If Mitt Romney really wants to demonstrate that he’s not simply pandering when he tells us how conservative he is, he needs to fire his campaign adviser Eric Fehrnstrom. On CNN, Mr. Fehrnstrom said that no matter how conservative the governor may sound on the campaign trail now, come the fall campaign he can “hit a reset button.” He went on to say, “It’s almost like an Etch-A-Sketch. You can kind of shake it up and restart all over again.”
As Yuval Levin noted on National Review’s The Corner, if you had asked what would “do the most damage to Romney’s support among conservatives, and … then strained to imagine the stupidest thing they could possibly say, [you] might well have come up with something like Eric Fehrnstrom’s comment on CNN.
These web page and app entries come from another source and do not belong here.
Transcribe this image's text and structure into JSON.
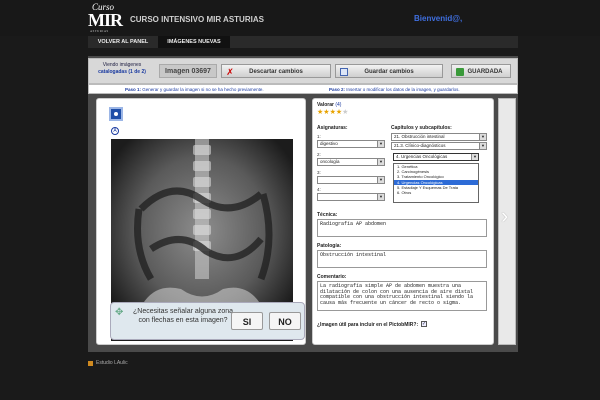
{
  "header": {
    "logo_top": "Curso",
    "logo_main": "MIR",
    "logo_sub": "ASTURIAS",
    "title": "CURSO INTENSIVO MIR ASTURIAS",
    "welcome": "Bienvenid@,"
  },
  "nav": {
    "tabs": [
      "VOLVER AL PANEL",
      "IMÁGENES NUEVAS"
    ]
  },
  "toolbar": {
    "viewing_line1": "Viendo imágenes",
    "viewing_line2": "catalogadas (1 de 2)",
    "image_label": "Imagen 03697",
    "discard_label": "Descartar cambios",
    "save_label": "Guardar cambios",
    "saved_label": "GUARDADA"
  },
  "steps": {
    "step1_title": "Paso 1:",
    "step1_text": "Generar y guardar la imagen si no se ha hecho previamente.",
    "step2_title": "Paso 2:",
    "step2_text": "Insertar o modificar los datos de la imagen, y guardarlos."
  },
  "rating": {
    "label": "Valorar",
    "count": "(4)",
    "filled": 4,
    "total": 5
  },
  "subjects": {
    "label": "Asignaturas:",
    "rows": [
      {
        "num": "1:",
        "value": "digestivo"
      },
      {
        "num": "2:",
        "value": "oncología"
      },
      {
        "num": "3:",
        "value": ""
      },
      {
        "num": "4:",
        "value": ""
      }
    ]
  },
  "chapters": {
    "label": "Capítulos y subcapítulos:",
    "rows": [
      "21. Obstrucción intestinal",
      "21.3. Clínico-diagnósticos",
      "4. Urgencias Oncológicas"
    ],
    "options": [
      "1. Genética",
      "2. Carcinogénesis",
      "3. Tratamiento Oncológico",
      "4. Urgencias Oncológicas",
      "5. Estadiaje Y Esquemas De Trata",
      "6. Otros"
    ],
    "highlighted_index": 3
  },
  "technique": {
    "label": "Técnica:",
    "value": "Radiografía AP abdomen"
  },
  "pathology": {
    "label": "Patología:",
    "value": "Obstrucción intestinal"
  },
  "comment": {
    "label": "Comentario:",
    "value": "La radiografía simple AP de abdomen muestra una dilatación de colon con una ausencia de aire distal compatible con una obstrucción intestinal siendo la causa más frecuente un cáncer de recto o sigma."
  },
  "pictobmir": {
    "label": "¿Imagen útil para incluir en el PictobMIR?:",
    "checked": "✓"
  },
  "annotate_prompt": {
    "question": "¿Necesitas señalar alguna zona con flechas en esta imagen?",
    "yes": "SI",
    "no": "NO"
  },
  "footer": {
    "text": "Estudio LAulic"
  }
}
By any objective measure, it’s of course unjust to fire a man for one errant remark. Politics, however, isn’t fair, and neither is the presidency. Mr. Romney’s problem is not his policies or programs; his problem is his credibility: many people just don’t believe he really believes what he is telling us. Firing Mr. Fehrnstrom would be a welcome signal that Mr. Romney is offended by any suggestion, no matter how much it might be later explained away, that he does not really believe what he says — and is ready, willing, and able to erase it away when he thinks he needs to. The worst part is that Mr. Fehrnstrom does not appear to have chosen unfortunate words that distort what he was trying to say. To the contrary, his problem is that he appears to have inadvertently expressed what he, and by extension the Romney campaign, really does think.
This is a tough decision for any candidate. We’ll learn something by Mr. Romney’s reaction.